To solve this quadratic equation, you can use factoring, completing the square, or the quadratic formula. Let's use the quadratic formula:
The quadratic formula states that the solutions to the equation ax^2 + bx + c = 0 are given by:
x = (-b ± sqrt(b^2 - 4ac)) / (2a)
For our equation 5y^2 - 40y + 75 = 0, the coefficients are a = 5, b = -40, and c = 75.
Substituting these values into the quadratic formula:
y = (-(-40) ± sqrt((-40)^2 - 4(5)(75))) / (2(5))
Simplifying inside the square root:
y = (40 ± sqrt(1600 - 1500)) / 10
y = (40 ± sqrt(100)) / 10
y = (40 ± 10) / 10
This gives us two possible values for y:
1. y = (40 + 10) / 10 = 50 / 10 = 5
2. y = (40 - 10) / 10 = 30 / 10 = 3
Step 4: Find the corresponding values of x.
To find the values of x, substitute these values of y back into one of the original equations.
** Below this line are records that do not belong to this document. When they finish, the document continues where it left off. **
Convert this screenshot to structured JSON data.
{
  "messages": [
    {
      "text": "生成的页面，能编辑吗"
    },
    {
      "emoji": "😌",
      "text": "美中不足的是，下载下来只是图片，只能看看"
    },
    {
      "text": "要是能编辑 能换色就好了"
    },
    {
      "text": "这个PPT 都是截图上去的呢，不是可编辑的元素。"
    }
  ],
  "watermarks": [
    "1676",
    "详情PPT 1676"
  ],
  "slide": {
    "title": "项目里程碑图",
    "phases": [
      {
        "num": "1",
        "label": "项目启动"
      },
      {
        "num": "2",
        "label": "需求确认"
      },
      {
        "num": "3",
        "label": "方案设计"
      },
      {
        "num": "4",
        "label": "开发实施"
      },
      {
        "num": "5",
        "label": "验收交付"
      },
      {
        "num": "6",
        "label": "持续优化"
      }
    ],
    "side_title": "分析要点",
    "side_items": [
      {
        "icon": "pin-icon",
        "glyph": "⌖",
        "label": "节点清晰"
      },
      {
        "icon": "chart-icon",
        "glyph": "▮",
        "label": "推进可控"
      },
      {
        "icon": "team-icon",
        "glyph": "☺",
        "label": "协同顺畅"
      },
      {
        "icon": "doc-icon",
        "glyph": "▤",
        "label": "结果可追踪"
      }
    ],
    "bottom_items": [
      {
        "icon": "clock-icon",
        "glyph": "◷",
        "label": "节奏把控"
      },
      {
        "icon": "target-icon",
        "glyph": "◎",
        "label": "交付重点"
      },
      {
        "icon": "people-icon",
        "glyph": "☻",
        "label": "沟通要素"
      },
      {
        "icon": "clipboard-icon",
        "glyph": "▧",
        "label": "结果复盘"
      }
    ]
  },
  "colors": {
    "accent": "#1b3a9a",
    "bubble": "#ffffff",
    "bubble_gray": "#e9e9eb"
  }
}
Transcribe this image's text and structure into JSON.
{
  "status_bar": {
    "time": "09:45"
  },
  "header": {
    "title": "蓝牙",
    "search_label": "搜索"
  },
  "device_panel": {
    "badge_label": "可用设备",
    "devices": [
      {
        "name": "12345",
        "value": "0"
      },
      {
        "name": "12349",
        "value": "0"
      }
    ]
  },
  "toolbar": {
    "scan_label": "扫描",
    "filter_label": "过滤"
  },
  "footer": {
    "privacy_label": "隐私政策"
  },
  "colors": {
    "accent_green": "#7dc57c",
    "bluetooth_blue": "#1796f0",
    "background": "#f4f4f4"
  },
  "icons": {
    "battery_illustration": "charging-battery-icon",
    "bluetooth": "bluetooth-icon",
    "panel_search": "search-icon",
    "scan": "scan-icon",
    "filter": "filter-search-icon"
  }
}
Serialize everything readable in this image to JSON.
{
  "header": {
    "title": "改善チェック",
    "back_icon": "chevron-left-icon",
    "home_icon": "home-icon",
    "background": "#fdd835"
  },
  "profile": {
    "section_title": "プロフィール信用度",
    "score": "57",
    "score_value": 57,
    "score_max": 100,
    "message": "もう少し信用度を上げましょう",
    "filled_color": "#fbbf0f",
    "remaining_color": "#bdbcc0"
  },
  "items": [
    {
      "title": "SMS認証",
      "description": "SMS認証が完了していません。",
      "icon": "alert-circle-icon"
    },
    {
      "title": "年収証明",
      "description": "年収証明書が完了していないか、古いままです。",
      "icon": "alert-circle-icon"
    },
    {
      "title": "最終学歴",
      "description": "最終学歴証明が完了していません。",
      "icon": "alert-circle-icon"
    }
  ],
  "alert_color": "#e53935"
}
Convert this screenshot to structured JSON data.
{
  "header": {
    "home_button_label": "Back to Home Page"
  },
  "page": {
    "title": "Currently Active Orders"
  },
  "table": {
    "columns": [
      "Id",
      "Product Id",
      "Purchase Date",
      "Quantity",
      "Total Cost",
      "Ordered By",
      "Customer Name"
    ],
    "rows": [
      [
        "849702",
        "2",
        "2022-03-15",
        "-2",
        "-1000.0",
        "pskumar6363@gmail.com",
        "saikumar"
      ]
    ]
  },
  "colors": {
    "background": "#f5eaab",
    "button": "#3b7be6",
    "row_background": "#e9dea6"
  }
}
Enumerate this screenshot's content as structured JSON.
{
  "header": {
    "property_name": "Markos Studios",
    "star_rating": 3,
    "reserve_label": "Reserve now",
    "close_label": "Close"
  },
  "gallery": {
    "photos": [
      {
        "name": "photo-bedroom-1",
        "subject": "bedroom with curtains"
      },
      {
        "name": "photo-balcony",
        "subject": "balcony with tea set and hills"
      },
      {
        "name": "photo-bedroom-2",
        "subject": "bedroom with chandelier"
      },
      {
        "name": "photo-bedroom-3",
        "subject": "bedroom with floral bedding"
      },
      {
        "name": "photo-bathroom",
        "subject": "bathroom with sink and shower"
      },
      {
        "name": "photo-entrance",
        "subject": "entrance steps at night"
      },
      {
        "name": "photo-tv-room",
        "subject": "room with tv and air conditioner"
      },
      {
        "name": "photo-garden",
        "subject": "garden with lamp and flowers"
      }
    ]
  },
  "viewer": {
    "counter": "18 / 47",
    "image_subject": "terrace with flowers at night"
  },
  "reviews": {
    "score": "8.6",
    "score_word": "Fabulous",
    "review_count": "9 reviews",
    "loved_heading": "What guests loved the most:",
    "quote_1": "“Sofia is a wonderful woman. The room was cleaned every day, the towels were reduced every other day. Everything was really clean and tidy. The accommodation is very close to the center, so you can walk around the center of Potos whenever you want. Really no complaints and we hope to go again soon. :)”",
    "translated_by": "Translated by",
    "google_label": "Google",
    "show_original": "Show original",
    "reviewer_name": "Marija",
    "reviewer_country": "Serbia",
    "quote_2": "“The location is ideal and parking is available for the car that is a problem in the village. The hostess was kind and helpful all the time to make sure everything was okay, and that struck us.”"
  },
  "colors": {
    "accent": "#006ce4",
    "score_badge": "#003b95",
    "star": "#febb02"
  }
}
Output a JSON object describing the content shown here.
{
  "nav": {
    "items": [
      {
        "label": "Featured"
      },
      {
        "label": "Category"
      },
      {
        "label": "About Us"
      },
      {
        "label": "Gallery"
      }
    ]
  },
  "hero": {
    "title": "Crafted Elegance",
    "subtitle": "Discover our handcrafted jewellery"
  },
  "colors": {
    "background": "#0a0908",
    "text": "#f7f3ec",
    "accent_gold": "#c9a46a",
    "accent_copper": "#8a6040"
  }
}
Let's use the second equation:
x + 2y = 10
For y = 5:
x + 2(5) = 10
x + 10 = 10
x = 0
So one solution is x = 0, y = 5.
For y = 3:
x + 2(3) = 10
x + 6 = 10
x = 4
So the other solution is x = 4, y = 3.
Step 5: Check the solution.
To check if these solutions are correct, substitute the values of x and y into both equations and see if they satisfy the given equations.
For x = 0, y = 5:
x^2 + y^2 = 0^2 + 5^2 = 0 + 25 = 25 (satisfied)
x + 2y = 0 + 2(5) = 10 (satisfied)
For x = 4, y = 3:
x^2 + y^2 = 4^2 + 3^2 = 16 + 9 = 25 (satisfied)
x + 2y = 4 + 2(3) = 4 + 6 = 10 (satisfied)
Therefore, the solutions to the system of equations are x = 0, y = 5 and x = 4, y = 3.